Biden To Putin: ‘Take Action To Disrupt Ransomware Groups’

‘The United States expects when a ransomware operation is coming from his [Putin’s] soil, even though it’s not sponsored by the state, we expect them to act if we give them enough information,’ says President Joe Biden.


President Joe Biden urged Russian leader Vladimir Putin to “take action to disrupt ransomware groups operating in Russia” following last week’s ransomware attack against Kaseya.

The dialogue between the two heads of state comes just days after the REvil gang – which operates largely out of Russia - pulled off the biggest ransomware attack in history, exploiting a vulnerability in Kaseya’s on-premise VSA remote monitoring and management tool to compromise nearly 60 MSPs and encrypt the data and demand ransom payments from up to 1,500 of their end user customers.
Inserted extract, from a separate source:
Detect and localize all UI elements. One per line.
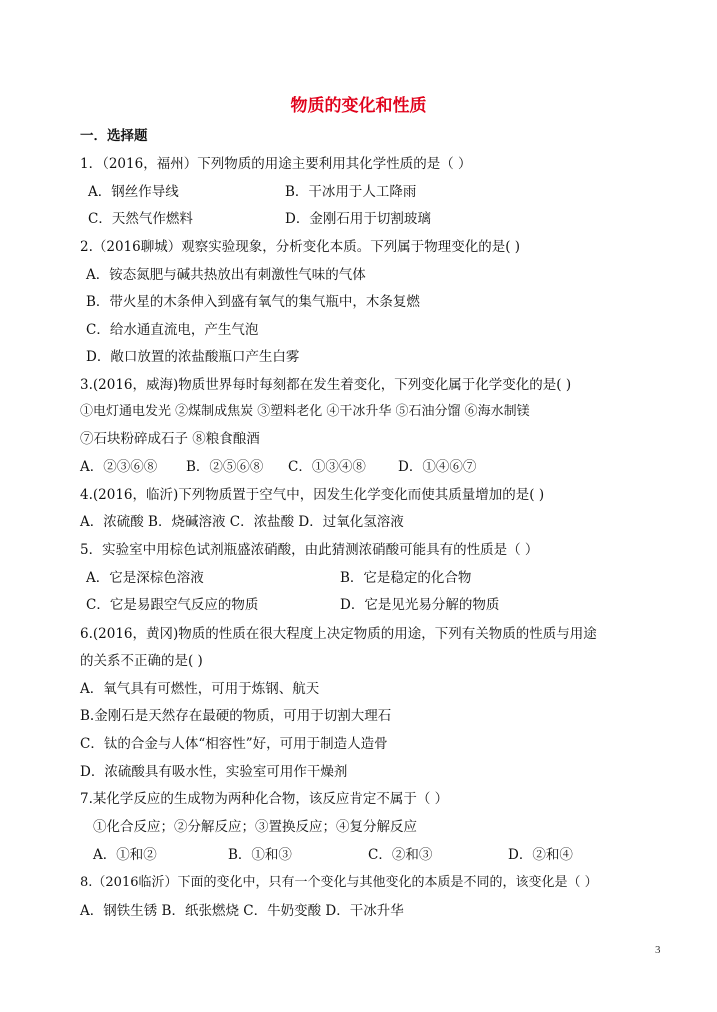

“I made it very clear to him that the United States expects when a ransomware operation is coming from his soil, even though it’s not sponsored by the state, we expect them to act if we give them enough information to act on who that is,” Biden told reporters Friday.

Sponsored post

[Related: Kaseya VSA Down Until Sunday; CEO Fred Voccola Apologizes To MSPs]

REvil was first spotted in April 2019 and is known for refusing to target machines located in Russia or the former Soviet republics, CrowdStrike’s SVP of Intelligence Adam Meyers told CRN last year. The ransomware gang operates with impunity and hasn’t been constrained by Russian law enforcement despite having some fairly high-profile figures, Proofpoint EVP Ryan Kalember told CRN last year.

Asked by a reporter if Russia would face consequences for the recent attacks, Biden simply said ‘yes.’ In the immediate aftermath of the Kaseya ransomware attack, the Russian foreign intelligence service (SVR) took advantage of the chaos to carry out a hack of its own against IT distributor Synnex and breach the computer systems of their customer, the Republican National Committee, according to Bloomberg.

“President Biden underscored the need for Russia to take action to disrupt ransomware groups operating in Russia,” according to a White House statement released Friday after Biden’s call with Putin. “President Biden reiterated that the United States will take any necessary action to defend its people and its critical infrastructure in the face of this continuing challenge.”

The Russian foreign ministry said Friday afternoon that interactions between the United States and Russia around information security and cybercrime should be carried out using specialized data exchange channels between authorized state structures, within bilateral legal mechanisms, and in compliance with the regulations of international law.

“In the context of recent reports of a series of cyber attacks allegedly committed from Russia, Vladimir Putin noted that despite the Russian side‘s readiness to jointly suppress criminal manifestations in the information space, there have been no appeals [by] the US authorities in the last month [around] these questions,” the Russian embassy to the U.S. wrote on Facebook.

A senior Biden administration official disputed this, according to The Washington Post. “We have relayed multiple specific requests for action on cyber criminals” to Moscow, “and have been clear about what Russia’s responsibility is with regard to taking action, including again today,” the official said.

Cybercriminal groups allegedly operating out of Russia have struck it rich in a spate of high-profile ransomware attacks in recent months. Colonial Pipeline in May paid Darkside hackers $4.3 million in hopes of restoring operations on its 5,500-mile pipeline sooner. Federal authorities seized $2.3 million of Colonial’s payment by reviewing the Bitcoin public ledger and identifying transferred proceeds.

Similarly, meatpacking giant JBS paid REvil $11 million last month to shield the company’s meat plants from further disruption and limit the potential impact for restaurants, grocery stores and farmers, said CEO Andre Nogueira. As for Kaseya, EVP of Account Management Michael Sanders said the ransomware experts the company has consulted has advised against negotiating for one ransom to unlock all victims.

“The problem is that they don’t have our data, they have our customers’ data,” Sanders told KrebsOnSecurity Thursday in response to REvil’s $70 million ransom demand. “With the amount of individual machines hacked and ransomwared, it would be very difficult for all of these systems to be remediated at once.”